Nous ne donnerons à l’empereur et à l’empire d’aujourd’hui ni notre foi et ni notre comportement moral, ni nos espérances, ni nos rêves. Nous conserverons notre liberté intérieure et notre sens critique. Les gouvernements ne peuvent jamais nous obliger à agir contre notre conscience.

Au début de la guerre en Irak, je me souviens d’avoir lu, dans une revue américaine, les remarques d’un prêtre sur la décision de son pays de risquer la vie de ses jeunes soldats et de dépenser des milliards de dollars pour engager une guerre que les Nations Unies, les Américains eux-mêmes, les Britanniques, les Français, des millions de gens à travers le monde, et toutes les grandes religions,  déclaraient illégale et sans raisons suffisantes. Après la messe, le prêtre en question a été sévèrement réprimandé par le conseil de fabrique qui lui demanda de ne pas se mêler de politique. Pour conclure leur argument, les conseillers utilisèrent le texte d’aujourd’hui : «Rendez à César ce qui est à César et à Dieu ce qui est à Dieu». En fait, ces conseillers paroissiaux n’avaient rien compris à la réponse du Christ.

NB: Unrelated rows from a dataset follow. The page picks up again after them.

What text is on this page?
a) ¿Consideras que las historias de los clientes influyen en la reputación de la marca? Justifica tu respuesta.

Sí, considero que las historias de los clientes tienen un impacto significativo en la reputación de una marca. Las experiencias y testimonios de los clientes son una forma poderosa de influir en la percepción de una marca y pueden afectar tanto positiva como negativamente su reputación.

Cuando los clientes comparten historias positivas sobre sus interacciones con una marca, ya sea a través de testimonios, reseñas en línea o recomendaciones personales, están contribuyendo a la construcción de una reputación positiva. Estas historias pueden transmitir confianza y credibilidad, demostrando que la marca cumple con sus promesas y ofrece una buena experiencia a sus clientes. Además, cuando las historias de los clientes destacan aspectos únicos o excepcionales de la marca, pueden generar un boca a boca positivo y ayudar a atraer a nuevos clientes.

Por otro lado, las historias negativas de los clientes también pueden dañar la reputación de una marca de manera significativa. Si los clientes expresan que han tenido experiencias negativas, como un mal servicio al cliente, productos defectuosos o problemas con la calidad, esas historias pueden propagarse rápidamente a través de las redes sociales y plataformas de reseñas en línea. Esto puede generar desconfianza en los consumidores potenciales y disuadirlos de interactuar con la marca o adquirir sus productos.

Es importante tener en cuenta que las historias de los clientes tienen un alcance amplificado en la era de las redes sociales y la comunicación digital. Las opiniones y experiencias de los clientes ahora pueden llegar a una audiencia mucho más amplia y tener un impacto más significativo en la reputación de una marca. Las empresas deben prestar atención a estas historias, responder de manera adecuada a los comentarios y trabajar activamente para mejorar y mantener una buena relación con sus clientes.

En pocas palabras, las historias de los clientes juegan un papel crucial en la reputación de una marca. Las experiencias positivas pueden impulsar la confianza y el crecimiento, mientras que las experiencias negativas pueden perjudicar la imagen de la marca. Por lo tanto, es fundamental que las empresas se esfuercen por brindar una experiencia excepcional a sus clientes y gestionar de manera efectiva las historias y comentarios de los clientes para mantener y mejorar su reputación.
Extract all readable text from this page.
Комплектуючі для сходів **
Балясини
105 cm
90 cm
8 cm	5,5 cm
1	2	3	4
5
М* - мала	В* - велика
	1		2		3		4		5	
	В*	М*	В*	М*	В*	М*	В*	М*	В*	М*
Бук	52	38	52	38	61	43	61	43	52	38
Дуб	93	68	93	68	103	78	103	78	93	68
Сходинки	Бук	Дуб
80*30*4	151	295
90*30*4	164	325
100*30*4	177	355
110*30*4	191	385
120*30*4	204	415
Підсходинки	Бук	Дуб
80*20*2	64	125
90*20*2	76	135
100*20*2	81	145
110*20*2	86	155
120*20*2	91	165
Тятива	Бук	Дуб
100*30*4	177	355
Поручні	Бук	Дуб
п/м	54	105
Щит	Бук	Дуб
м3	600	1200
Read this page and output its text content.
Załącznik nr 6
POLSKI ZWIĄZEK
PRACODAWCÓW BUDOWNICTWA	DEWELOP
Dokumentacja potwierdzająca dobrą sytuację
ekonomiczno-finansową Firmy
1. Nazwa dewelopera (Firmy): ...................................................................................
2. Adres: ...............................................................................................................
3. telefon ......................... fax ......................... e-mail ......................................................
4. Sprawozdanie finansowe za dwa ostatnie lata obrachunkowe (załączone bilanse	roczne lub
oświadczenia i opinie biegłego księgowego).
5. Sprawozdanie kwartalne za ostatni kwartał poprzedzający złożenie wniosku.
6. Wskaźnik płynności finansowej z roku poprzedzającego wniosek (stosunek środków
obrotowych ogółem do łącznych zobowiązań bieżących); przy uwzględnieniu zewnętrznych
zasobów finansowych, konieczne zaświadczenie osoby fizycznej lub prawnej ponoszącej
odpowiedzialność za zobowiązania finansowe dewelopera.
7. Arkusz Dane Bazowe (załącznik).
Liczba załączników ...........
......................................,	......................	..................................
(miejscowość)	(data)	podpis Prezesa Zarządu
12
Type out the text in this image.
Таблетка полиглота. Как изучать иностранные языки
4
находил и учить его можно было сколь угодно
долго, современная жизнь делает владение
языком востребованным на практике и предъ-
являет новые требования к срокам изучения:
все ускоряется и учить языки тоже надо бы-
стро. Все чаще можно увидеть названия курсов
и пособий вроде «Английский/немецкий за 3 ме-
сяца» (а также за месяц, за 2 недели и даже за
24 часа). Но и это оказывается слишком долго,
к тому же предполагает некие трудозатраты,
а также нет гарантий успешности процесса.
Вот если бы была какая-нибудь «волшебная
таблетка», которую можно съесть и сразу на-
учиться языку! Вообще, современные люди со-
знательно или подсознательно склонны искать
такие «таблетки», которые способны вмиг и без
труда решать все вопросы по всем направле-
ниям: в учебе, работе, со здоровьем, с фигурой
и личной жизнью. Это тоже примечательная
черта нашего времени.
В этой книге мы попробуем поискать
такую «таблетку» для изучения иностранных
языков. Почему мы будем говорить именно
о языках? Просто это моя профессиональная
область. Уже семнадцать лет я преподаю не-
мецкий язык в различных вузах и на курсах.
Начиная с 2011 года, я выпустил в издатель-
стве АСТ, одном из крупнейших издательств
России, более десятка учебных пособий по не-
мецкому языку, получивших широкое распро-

Jésus n’a jamais demandé aux chrétiens de ne pas critiquer les décisions de leur gouvernement. S’il l’avait fait, les chrétiens de l’Afrique du Sud n’auraient pu s’opposer aux lois injustes et inhumaines qui permettaient de maintenir le système d’apartheid ; les chrétiens américains n’auraient pu combattre les pratiques immorales sur l’esclavage et la violence faite aux Noirs longtemps après que l’esclavage fut aboli ; les chrétiens d’Europe et d’Asie n’auraient pu résister aux politiques athées de l’Union soviétique, de la Chine et d’autres pays communistes ; ils ne pourraient s’opposer aux gouvernements musulmans qui refusent tout droit de cité aux autres religions et qui traitent les femmes comme des êtres humains de classe inférieure; ils ne pourraient critiquer certains dirigeants de notre propre Église qui protègent leur pouvoir en s’associant à des gouvernements qui écrasent toute dissension, utilisent la torture et massacrent ceux et celles qui s’opposent à leur dictature, comme ce fut le cas au Chili, en Argentine et au Congo.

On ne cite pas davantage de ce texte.